Sycamore - Tree of the Year 2009

Sycamore (Acer pseudoplatanus) – Tree of the Year 2009

Sycamore is indigenous to Central and Southern Europe and can be found mostly in mountainous regions in mixed stands with beech, fir and spruce. Thus it is found up to 900m in low mountain ranges such as the Harz and Erz Mountains, and up to 2000m in the Central and Eastern Alps – i.e. it can tolerate greater altitude than most other deciduous tree species. After its cultivation in the 15th century, sycamore soon spread all over England and Ireland without any further human intervention. This is called invasion potential by botanists – though the sycamore is less invasive than Norway maple.

Its frequency and dominance becomes more obvious with increasing altitude (which is why it is called “Berg-Ahorn”, mountain maple in German. It prefers steep slopes, screes and humid valleys – remarkably beautiful are the Sycamore-Ash woods that can be found in canyons. These high-performance forests with excellent growth rates remind of tropical highland rainforests since the trees are abundantly covered with moss and lichen.
Provided that the climate is not too dry, sycamore belongs to the species most suitable for avenue cultivation. Where shadow is required in streets, parks or gardens, its opulent foliage is of advantage as well. In the mountains, it is a popular domestic tree.

How will sycamore cope with the climate change? In low mountain ranges, it will probably profit from it by extending its growth period. In the city, however, it might suffer from the increasing drought stress. Certainly, this problem can be solved by providing sufficient space for the roots.

Its wood is highly appreciated, especially by instrument makers. Several basic parts of musical instruments are made from it, such as the so-called tonewood of string instruments, lutes, zithers and guitars as well as panpipes and bassoons. The highest prices are paid for so-called flame and birds-eye maple wood (i.e. trunks with wavy or birds eye-like wood fibres). In comparison to the other two indigenous maple species, the wood of the sycamore maple is the most desired, partly because of its pale colour.

Furthermore, sycamore wood is in great demand for furniture, fixtures, turnery and carving; due to its pale colour it is often used for kitchenware and table tops. It is especially suitable for the fabrication of tool handles.

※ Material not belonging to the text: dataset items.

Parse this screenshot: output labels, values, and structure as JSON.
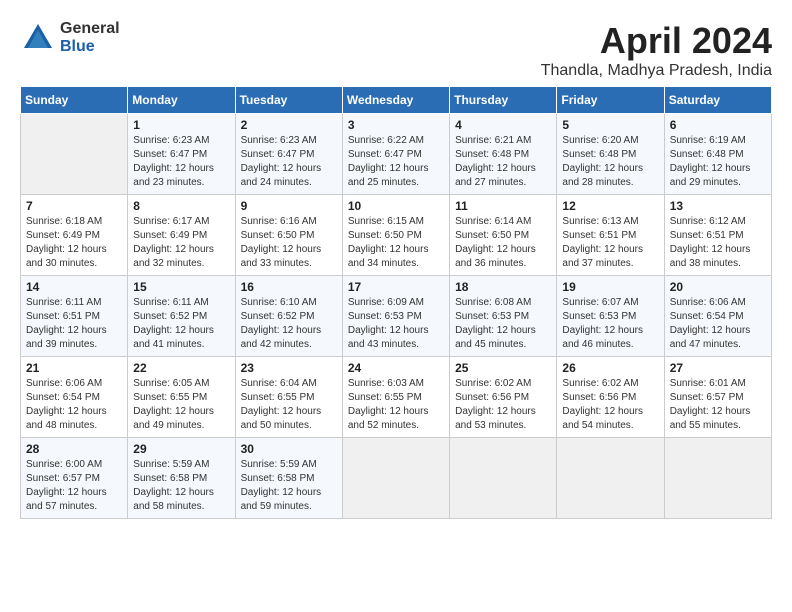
{
  "header": {
    "logo_general": "General",
    "logo_blue": "Blue",
    "month_title": "April 2024",
    "location": "Thandla, Madhya Pradesh, India"
  },
  "calendar": {
    "weekdays": [
      "Sunday",
      "Monday",
      "Tuesday",
      "Wednesday",
      "Thursday",
      "Friday",
      "Saturday"
    ],
    "weeks": [
      [
        {
          "day": "",
          "info": ""
        },
        {
          "day": "1",
          "info": "Sunrise: 6:23 AM\nSunset: 6:47 PM\nDaylight: 12 hours\nand 23 minutes."
        },
        {
          "day": "2",
          "info": "Sunrise: 6:23 AM\nSunset: 6:47 PM\nDaylight: 12 hours\nand 24 minutes."
        },
        {
          "day": "3",
          "info": "Sunrise: 6:22 AM\nSunset: 6:47 PM\nDaylight: 12 hours\nand 25 minutes."
        },
        {
          "day": "4",
          "info": "Sunrise: 6:21 AM\nSunset: 6:48 PM\nDaylight: 12 hours\nand 27 minutes."
        },
        {
          "day": "5",
          "info": "Sunrise: 6:20 AM\nSunset: 6:48 PM\nDaylight: 12 hours\nand 28 minutes."
        },
        {
          "day": "6",
          "info": "Sunrise: 6:19 AM\nSunset: 6:48 PM\nDaylight: 12 hours\nand 29 minutes."
        }
      ],
      [
        {
          "day": "7",
          "info": "Sunrise: 6:18 AM\nSunset: 6:49 PM\nDaylight: 12 hours\nand 30 minutes."
        },
        {
          "day": "8",
          "info": "Sunrise: 6:17 AM\nSunset: 6:49 PM\nDaylight: 12 hours\nand 32 minutes."
        },
        {
          "day": "9",
          "info": "Sunrise: 6:16 AM\nSunset: 6:50 PM\nDaylight: 12 hours\nand 33 minutes."
        },
        {
          "day": "10",
          "info": "Sunrise: 6:15 AM\nSunset: 6:50 PM\nDaylight: 12 hours\nand 34 minutes."
        },
        {
          "day": "11",
          "info": "Sunrise: 6:14 AM\nSunset: 6:50 PM\nDaylight: 12 hours\nand 36 minutes."
        },
        {
          "day": "12",
          "info": "Sunrise: 6:13 AM\nSunset: 6:51 PM\nDaylight: 12 hours\nand 37 minutes."
        },
        {
          "day": "13",
          "info": "Sunrise: 6:12 AM\nSunset: 6:51 PM\nDaylight: 12 hours\nand 38 minutes."
        }
      ],
      [
        {
          "day": "14",
          "info": "Sunrise: 6:11 AM\nSunset: 6:51 PM\nDaylight: 12 hours\nand 39 minutes."
        },
        {
          "day": "15",
          "info": "Sunrise: 6:11 AM\nSunset: 6:52 PM\nDaylight: 12 hours\nand 41 minutes."
        },
        {
          "day": "16",
          "info": "Sunrise: 6:10 AM\nSunset: 6:52 PM\nDaylight: 12 hours\nand 42 minutes."
        },
        {
          "day": "17",
          "info": "Sunrise: 6:09 AM\nSunset: 6:53 PM\nDaylight: 12 hours\nand 43 minutes."
        },
        {
          "day": "18",
          "info": "Sunrise: 6:08 AM\nSunset: 6:53 PM\nDaylight: 12 hours\nand 45 minutes."
        },
        {
          "day": "19",
          "info": "Sunrise: 6:07 AM\nSunset: 6:53 PM\nDaylight: 12 hours\nand 46 minutes."
        },
        {
          "day": "20",
          "info": "Sunrise: 6:06 AM\nSunset: 6:54 PM\nDaylight: 12 hours\nand 47 minutes."
        }
      ],
      [
        {
          "day": "21",
          "info": "Sunrise: 6:06 AM\nSunset: 6:54 PM\nDaylight: 12 hours\nand 48 minutes."
        },
        {
          "day": "22",
          "info": "Sunrise: 6:05 AM\nSunset: 6:55 PM\nDaylight: 12 hours\nand 49 minutes."
        },
        {
          "day": "23",
          "info": "Sunrise: 6:04 AM\nSunset: 6:55 PM\nDaylight: 12 hours\nand 50 minutes."
        },
        {
          "day": "24",
          "info": "Sunrise: 6:03 AM\nSunset: 6:55 PM\nDaylight: 12 hours\nand 52 minutes."
        },
        {
          "day": "25",
          "info": "Sunrise: 6:02 AM\nSunset: 6:56 PM\nDaylight: 12 hours\nand 53 minutes."
        },
        {
          "day": "26",
          "info": "Sunrise: 6:02 AM\nSunset: 6:56 PM\nDaylight: 12 hours\nand 54 minutes."
        },
        {
          "day": "27",
          "info": "Sunrise: 6:01 AM\nSunset: 6:57 PM\nDaylight: 12 hours\nand 55 minutes."
        }
      ],
      [
        {
          "day": "28",
          "info": "Sunrise: 6:00 AM\nSunset: 6:57 PM\nDaylight: 12 hours\nand 57 minutes."
        },
        {
          "day": "29",
          "info": "Sunrise: 5:59 AM\nSunset: 6:58 PM\nDaylight: 12 hours\nand 58 minutes."
        },
        {
          "day": "30",
          "info": "Sunrise: 5:59 AM\nSunset: 6:58 PM\nDaylight: 12 hours\nand 59 minutes."
        },
        {
          "day": "",
          "info": ""
        },
        {
          "day": "",
          "info": ""
        },
        {
          "day": "",
          "info": ""
        },
        {
          "day": "",
          "info": ""
        }
      ]
    ]
  }
}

Similar to North American sugar maple tree, the sap of the sycamore tree can be gathered in spring, although this spring sap is not quite as yielding as that of its relative. Up to 50 l a year can be extracted from a single tree. Its sugar content is 1-3% - meaning that it has a sweet taste without actually being syrup. Therefore, in order to obtain maple syrup, the fluid is condensed by heating. During World War I or in other, earlier times of need this procedure presented an important though laborious source of sugar.

Sycamore flowers later and less remarkably than Norway maple. Its fruits are small samaras. Their wings reduce the fall velocity – they begin to spin when falling and can thus be carried by the wind up to a distance of 125m away from the tree. The fruits have a shell which is slightly sticky. The samara can be bent open and stuck to the nose – a game quite popular with children.

In addition, the sycamore leaves have beautiful autumn coulours, in higher regions it can display a firework of yellow colours. The most impressive spectacle annually takes place in a high valley called “Großer Ahornboden”, which is named after the many maples that grow there, and is part of the Karwendel nature reserve situated near Mittenwald (Germany), at a short distance from the Austrian border.

Sycamore maple trees can live for as long as 500 years. Their trunks often reach a diameter of more than a metre. And some freestanding sycamore trees can develop into true giants. The specimen with the broadest known trunk is found near Garmisch (Germany) on the “Elmau-Alm” at an altitude of about 1000m – its trunk measures 8,70m in circumference.

The absolute highlight of this species is its bark. Old sycamore trees develop a scaly bark showing a fantastic play of shapes and colours varying from yellow to dark brown and green shades. This is why it is named pseudoplatanus – because its bark resembles that of a plane tree. The oldest scales are dark and when they finally drop off, younger, very pale layers appear.

The bark looks even more interesting, when epiphytes such as lichens and mosses colonize the old maple bark in higher regions or humid valleys. They leverage the tree in order to obtain a better position towards the light. Sensitive lichens such as the mane-like hanging beard lichen even indicate a high degree of air purity.